2 – Esoméprazole, Lansoprazole, Oméprazole, Pantoprazole, Rabeprazole

TROUBLES DYSPEPTIQUES

Et les gastrites ?

→ La gastrite est une atteinte inflammatoire aiguë ou chronique de la muqueuse de l’estomac qui peut comprendre des érosions et des ulcérations. Les érosions sont des lésions limitées à la muqueuse de la paroi de l’estomac, tandis que les ulcérations ­atteignent la sous-muqueuse sans la dépasser. La gastrite peut être asymptomatique ou révélée par des troubles dyspeptiques (douleurs épigastriques, régurgitations acides, éructation excessive, augmentation des ballonnements abdominaux, nausées, sensation de digestion anormale ou lente, ou sensation de satiété précoce). Son origine est essentiellement l’infection à H. pylori et son traitement repose alors sur l’éradication de la bactérie. Une gastrite peut également être induite par les AINS. Les autres causes sont rares.

Hygiène et diététique

Existe-t-il des règles hygiéno-diététiques dans le traitement de l'ulcère ? Pour le Pr Benoît Coffin*, il n'y en a pas. La seule serait l'arrêt du tabac, qui est un facteur favorisant l'ulcère. On encourage donc les patients à arrêter de fumer. En dehors de la maladie coeliaque, aucun régime n'a démontré une quelconque efficacité en gastroentérologie. Cependant, si un patient a des brûlures d'estomac après avoir bu du vin blanc – cela dépend des susceptibilités individuelles –, il faut, bien sûr, qu'il évite d’en boire.

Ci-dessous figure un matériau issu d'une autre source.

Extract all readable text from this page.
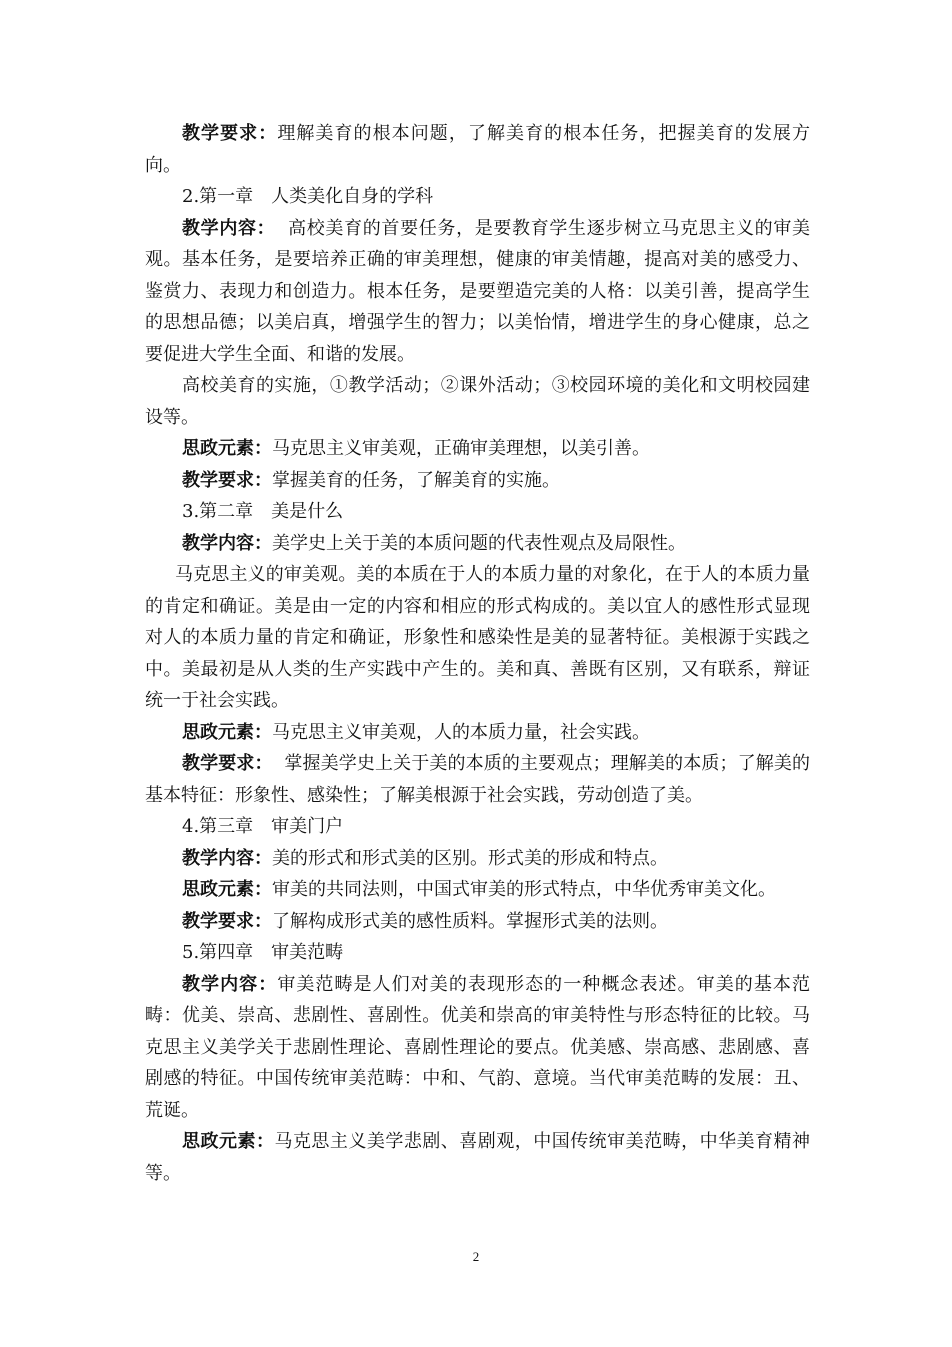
教学要求：理解美育的根本问题，了解美育的根本任务，把握美育的发展方向。

2.第一章　人类美化自身的学科

教学内容：  高校美育的首要任务，是要教育学生逐步树立马克思主义的审美观。基本任务，是要培养正确的审美理想，健康的审美情趣，提高对美的感受力、鉴赏力、表现力和创造力。根本任务，是要塑造完美的人格：以美引善，提高学生的思想品德；以美启真，增强学生的智力；以美怡情，增进学生的身心健康，总之要促进大学生全面、和谐的发展。

高校美育的实施，①教学活动；②课外活动；③校园环境的美化和文明校园建设等。

思政元素：马克思主义审美观，正确审美理想，以美引善。

教学要求：掌握美育的任务，了解美育的实施。

3.第二章　美是什么

教学内容：美学史上关于美的本质问题的代表性观点及局限性。

马克思主义的审美观。美的本质在于人的本质力量的对象化，在于人的本质力量的肯定和确证。美是由一定的内容和相应的形式构成的。美以宜人的感性形式显现对人的本质力量的肯定和确证，形象性和感染性是美的显著特征。美根源于实践之中。美最初是从人类的生产实践中产生的。美和真、善既有区别，又有联系，辩证统一于社会实践。

思政元素：马克思主义审美观，人的本质力量，社会实践。

教学要求：  掌握美学史上关于美的本质的主要观点；理解美的本质；了解美的基本特征：形象性、感染性；了解美根源于社会实践，劳动创造了美。

4.第三章　审美门户

教学内容：美的形式和形式美的区别。形式美的形成和特点。

思政元素：审美的共同法则，中国式审美的形式特点，中华优秀审美文化。

教学要求：了解构成形式美的感性质料。掌握形式美的法则。

5.第四章　审美范畴

教学内容：审美范畴是人们对美的表现形态的一种概念表述。审美的基本范畴：优美、崇高、悲剧性、喜剧性。优美和崇高的审美特性与形态特征的比较。马克思主义美学关于悲剧性理论、喜剧性理论的要点。优美感、崇高感、悲剧感、喜剧感的特征。中国传统审美范畴：中和、气韵、意境。当代审美范畴的发展：丑、荒诞。

思政元素：马克思主义美学悲剧、喜剧观，中国传统审美范畴，中华美育精神等。

2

* Chef de service hépato-gastroentérologie, hôpital Louis-Mourier, Colombes (92).

POINT DE VUE

Une endoscopie si nécessaire

PR BENOÎT COFFIN

CHEF DE SERVICE, HÉPATO–GASTRO-ENTÉROLOGIE, HÔPITAL LOUIS-MOURIER, COLOMBES 92.

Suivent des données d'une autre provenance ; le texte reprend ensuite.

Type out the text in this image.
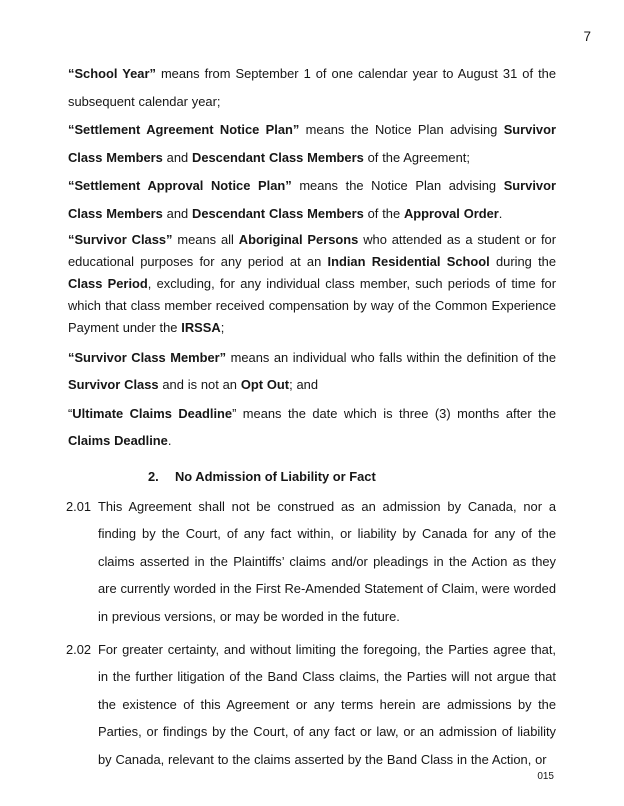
7

“School Year” means from September 1 of one calendar year to August 31 of the subsequent calendar year;

“Settlement Agreement Notice Plan” means the Notice Plan advising Survivor Class Members and Descendant Class Members of the Agreement;

“Settlement Approval Notice Plan” means the Notice Plan advising Survivor Class Members and Descendant Class Members of the Approval Order.

“Survivor Class” means all Aboriginal Persons who attended as a student or for educational purposes for any period at an Indian Residential School during the Class Period, excluding, for any individual class member, such periods of time for which that class member received compensation by way of the Common Experience Payment under the IRSSA;

“Survivor Class Member” means an individual who falls within the definition of the Survivor Class and is not an Opt Out; and

“Ultimate Claims Deadline” means the date which is three (3) months after the Claims Deadline.

2. No Admission of Liability or Fact
2.01 This Agreement shall not be construed as an admission by Canada, nor a finding by the Court, of any fact within, or liability by Canada for any of the claims asserted in the Plaintiffs’ claims and/or pleadings in the Action as they are currently worded in the First Re-Amended Statement of Claim, were worded in previous versions, or may be worded in the future.

2.02 For greater certainty, and without limiting the foregoing, the Parties agree that, in the further litigation of the Band Class claims, the Parties will not argue that the existence of this Agreement or any terms herein are admissions by the Parties, or findings by the Court, of any fact or law, or an admission of liability by Canada, relevant to the claims asserted by the Band Class in the Action, or

015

→ Chez un patient qui présente des symptômes digestifs et des douleurs épigastriques, il y a une indication d’endoscopie devant les critères suivants : un âge supérieur à 45 ans ou 50 ans ; l’existence d’une hémorragie digestive ; une altération de l’état général ; des anomalies à l’examen clinique ; et un patient sous AINS qui a des douleurs ne cédant pas au traitement habituel. Dans le groupe des sujets entre 20 et 50 ans ne présentant pas ces critères, la question est de savoir s’il faut faire une endoscopie digestive ou pas. En effet, dans environ 80 % des cas, l’endoscopie va être normale, donc, 8 fois sur 10, l’examen sera fait pour rien, mais il aura un intérêt : il va rassurer le patient.

Cependant, tout a un coût. On développe donc de plus en plus des stratégies dites d’attente, ce que font les médecins généralistes : ils débutent un traitement d’épreuve basé sur des médicaments. En ce moment, on utilise les inhibiteurs de la pompe à protons (IPP) pendant deux à quatre semaines. Si l’état du patient ne s’améliore pas, on peut alors discuter une endoscopie digestive.